This is my first post, and I’m looking forward to your comments. I’m working as a Digital Learning Team Leader in a boutique private university in İstanbul Turkey.
Having 3000+ students, we are considering to use Open edx as our single LMS option in the near future.
Currently our LMS solution is Blackboard. We are considering to move from BB to open edx. A local software company will setup and perform the maintenance and customisation. We will have a 2 semester long pilot process for open edx. Mean while whole university will continue to use BB as usual. After pilots, we are planning to switch totally from BB to open edx for whole university.
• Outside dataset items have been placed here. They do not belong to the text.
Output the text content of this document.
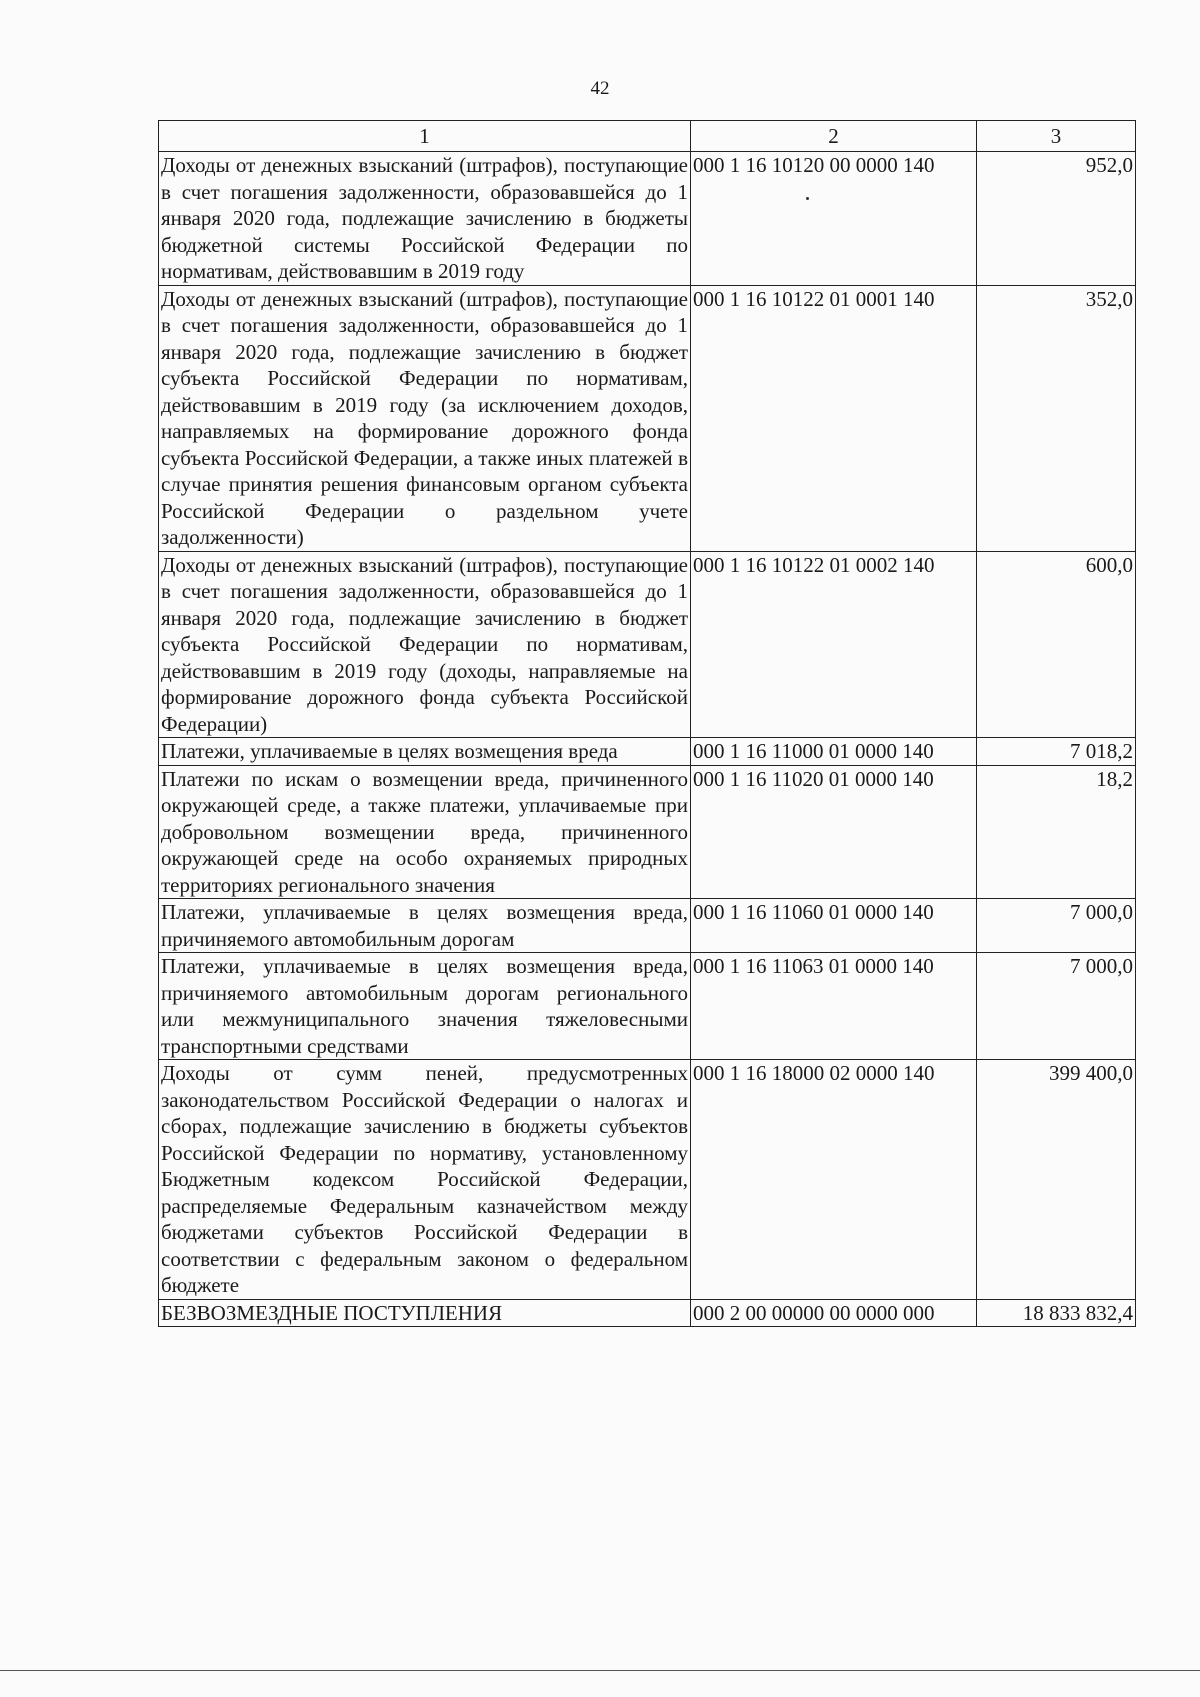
42
1	2	3
Доходы от денежных взысканий (штрафов), поступающие в счет погашения задолженности, образовавшейся до 1 января 2020 года, подлежащие зачислению в бюджеты бюджетной системы Российской Федерации по нормативам, действовавшим в 2019 году	000 1 16 10120 00 0000 140	952,0
Доходы от денежных взысканий (штрафов), поступающие в счет погашения задолженности, образовавшейся до 1 января 2020 года, подлежащие зачислению в бюджет субъекта Российской Федерации по нормативам, действовавшим в 2019 году (за исключением доходов, направляемых на формирование дорожного фонда субъекта Российской Федерации, а также иных платежей в случае принятия решения финансовым органом субъекта Российской Федерации о раздельном учете задолженности)	000 1 16 10122 01 0001 140	352,0
Доходы от денежных взысканий (штрафов), поступающие в счет погашения задолженности, образовавшейся до 1 января 2020 года, подлежащие зачислению в бюджет субъекта Российской Федерации по нормативам, действовавшим в 2019 году (доходы, направляемые на формирование дорожного фонда субъекта Российской Федерации)	000 1 16 10122 01 0002 140	600,0
Платежи, уплачиваемые в целях возмещения вреда	000 1 16 11000 01 0000 140	7 018,2
Платежи по искам о возмещении вреда, причиненного окружающей среде, а также платежи, уплачиваемые при добровольном возмещении вреда, причиненного окружающей среде на особо охраняемых природных территориях регионального значения	000 1 16 11020 01 0000 140	18,2
Платежи, уплачиваемые в целях возмещения вреда, причиняемого автомобильным дорогам	000 1 16 11060 01 0000 140	7 000,0
Платежи, уплачиваемые в целях возмещения вреда, причиняемого автомобильным дорогам регионального или межмуниципального значения тяжеловесными транспортными средствами	000 1 16 11063 01 0000 140	7 000,0
Доходы от сумм пеней, предусмотренных законодательством Российской Федерации о налогах и сборах, подлежащие зачислению в бюджеты субъектов Российской Федерации по нормативу, установленному Бюджетным кодексом Российской Федерации, распределяемые Федеральным казначейством между бюджетами субъектов Российской Федерации в соответствии с федеральным законом о федеральном бюджете	000 1 16 18000 02 0000 140	399 400,0
БЕЗВОЗМЕЗДНЫЕ ПОСТУПЛЕНИЯ	000 2 00 00000 00 0000 000	18 833 832,4
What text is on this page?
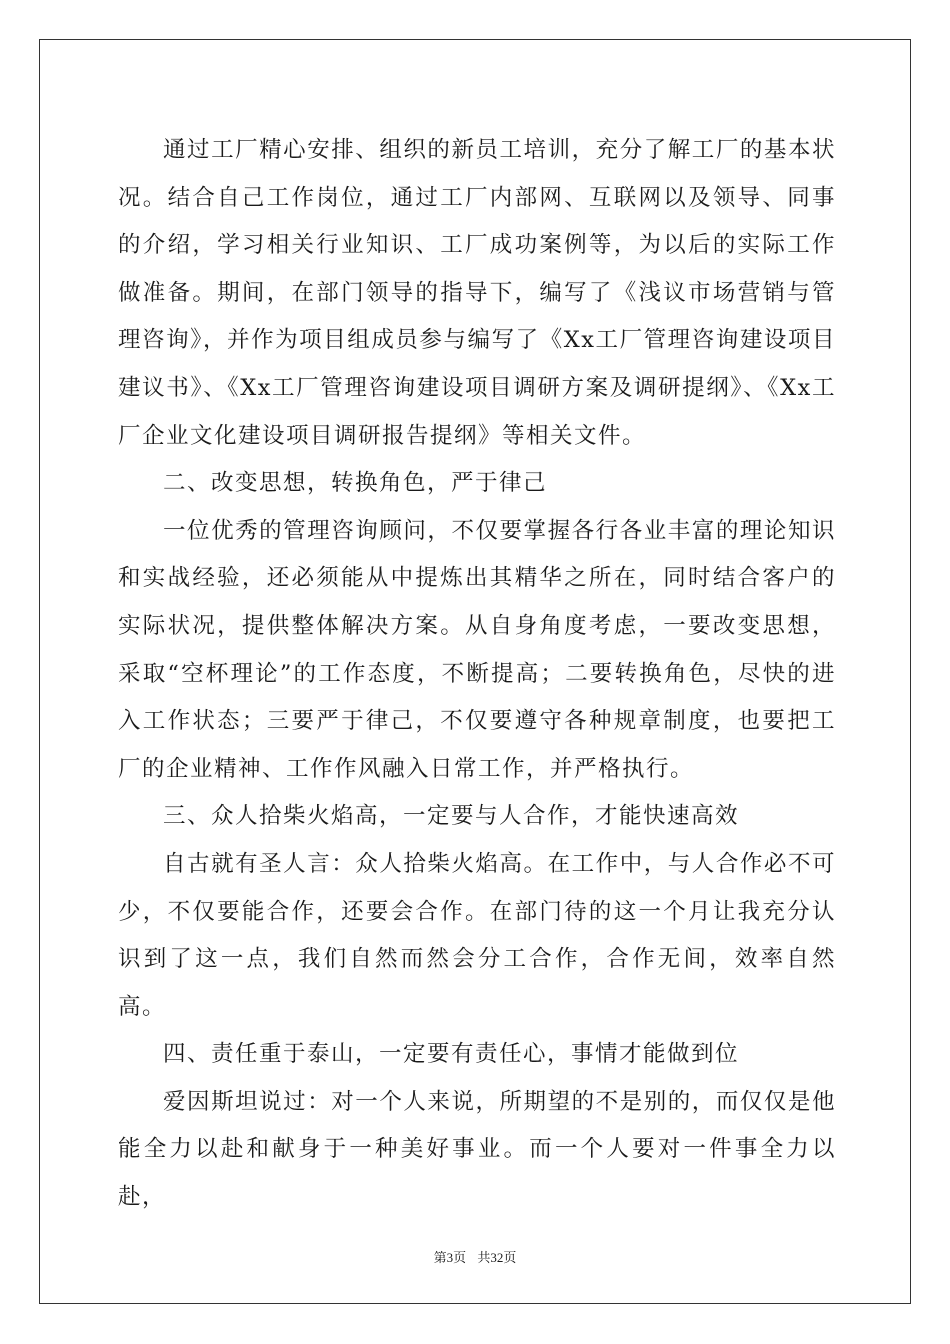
通过工厂精心安排、组织的新员工培训，充分了解工厂的基本状况。结合自己工作岗位，通过工厂内部网、互联网以及领导、同事的介绍，学习相关行业知识、工厂成功案例等，为以后的实际工作做准备。期间，在部门领导的指导下，编写了《浅议市场营销与管理咨询》，并作为项目组成员参与编写了《Xx工厂管理咨询建设项目建议书》、《Xx工厂管理咨询建设项目调研方案及调研提纲》、《Xx工厂企业文化建设项目调研报告提纲》等相关文件。

二、改变思想，转换角色，严于律己

一位优秀的管理咨询顾问，不仅要掌握各行各业丰富的理论知识和实战经验，还必须能从中提炼出其精华之所在，同时结合客户的实际状况，提供整体解决方案。从自身角度考虑，一要改变思想，采取“空杯理论”的工作态度，不断提高；二要转换角色，尽快的进入工作状态；三要严于律己，不仅要遵守各种规章制度，也要把工厂的企业精神、工作作风融入日常工作，并严格执行。

三、众人拾柴火焰高，一定要与人合作，才能快速高效

自古就有圣人言：众人拾柴火焰高。在工作中，与人合作必不可少，不仅要能合作，还要会合作。在部门待的这一个月让我充分认识到了这一点，我们自然而然会分工合作，合作无间，效率自然高。

四、责任重于泰山，一定要有责任心，事情才能做到位

爱因斯坦说过：对一个人来说，所期望的不是别的，而仅仅是他能全力以赴和献身于一种美好事业。而一个人要对一件事全力以赴，

第3页 共32页
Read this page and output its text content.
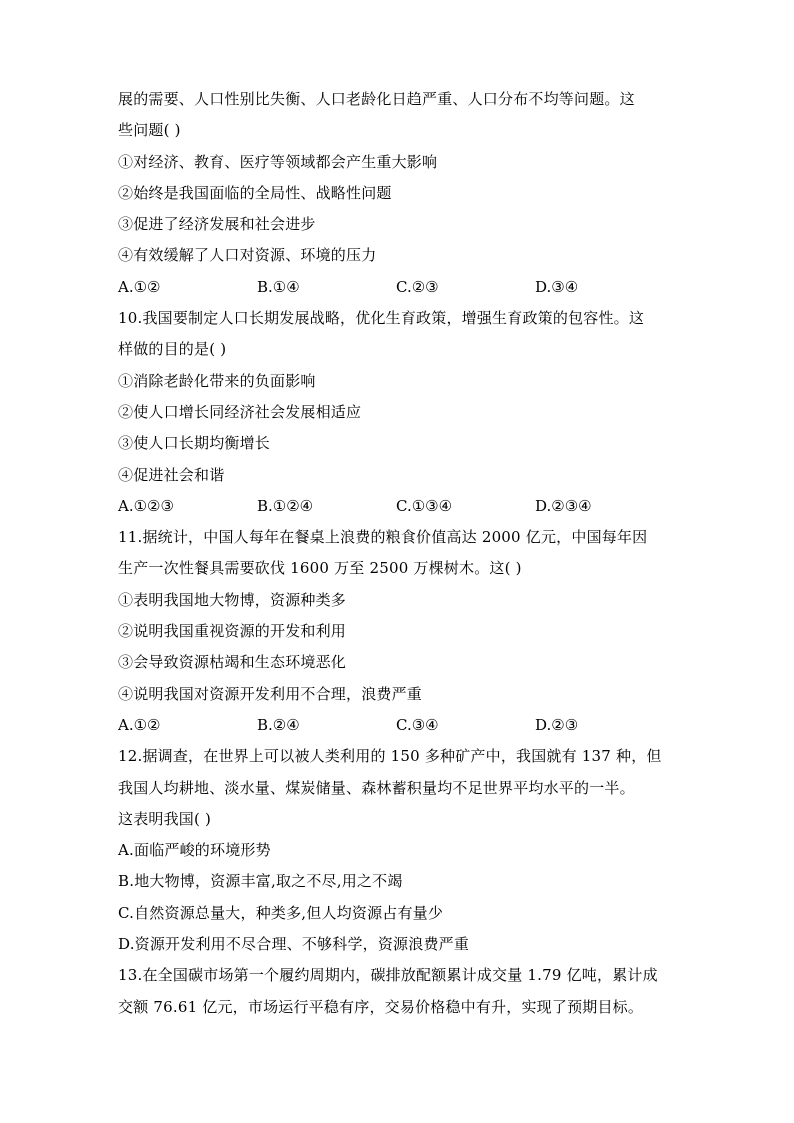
展的需要、人口性别比失衡、人口老龄化日趋严重、人口分布不均等问题。这
些问题( )
①对经济、教育、医疗等领域都会产生重大影响
②始终是我国面临的全局性、战略性问题
③促进了经济发展和社会进步
④有效缓解了人口对资源、环境的压力
A.①②	B.①④	C.②③	D.③④
10.我国要制定人口长期发展战略，优化生育政策，增强生育政策的包容性。这
样做的目的是( )
①消除老龄化带来的负面影响
②使人口增长同经济社会发展相适应
③使人口长期均衡增长
④促进社会和谐
A.①②③	B.①②④	C.①③④	D.②③④
11.据统计，中国人每年在餐桌上浪费的粮食价值高达 2000 亿元，中国每年因
生产一次性餐具需要砍伐 1600 万至 2500 万棵树木。这( )
①表明我国地大物博，资源种类多
②说明我国重视资源的开发和利用
③会导致资源枯竭和生态环境恶化
④说明我国对资源开发利用不合理，浪费严重
A.①②	B.②④	C.③④	D.②③
12.据调查，在世界上可以被人类利用的 150 多种矿产中，我国就有 137 种，但
我国人均耕地、淡水量、煤炭储量、森林蓄积量均不足世界平均水平的一半。
这表明我国( )
A.面临严峻的环境形势
B.地大物博，资源丰富,取之不尽,用之不竭
C.自然资源总量大，种类多,但人均资源占有量少
D.资源开发利用不尽合理、不够科学，资源浪费严重
13.在全国碳市场第一个履约周期内，碳排放配额累计成交量 1.79 亿吨，累计成
交额 76.61 亿元，市场运行平稳有序，交易价格稳中有升，实现了预期目标。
What do you think about using open Edx as the only LMS option after using BB for 5 years? Any challenges for Instructors, students or us -as the digital learning team-?
Unfortunately we will not be able to use 2 platforms at the same time after pilot process because of budget limitations.
Welcome to the community @ozorand. Quick questions: why are you moving from Blackboard, and what convinced you to try using Open edX? I don’t know Blackboard all that well, but given that it is more of a “traditional” LMS designed for residential courses, there are likely a few notable differences between Open edX and BB.
EdX has intentionally focused on online and large-scale courses rather than the on-campus market, so there are a few features one might expect from and LMS that Open edX doesn’t have. For instance, there’s no easy way to “section” your courses, there’s no integration with student information systems, and getting certain downloads from courses above a certain size is very slow. Still, things are better on this front than they were a few years ago. Staff grading is easier than it was, for example.
I know MIT has made extensive use of Open edX on-campus. They’ve built a few custom additions to it, and they put a lot of time and work into maintaining it (I believe they have one full-time person and two part-time people doing that work).
@pdpinch might be able to give more details, or at least point you toward a good reference.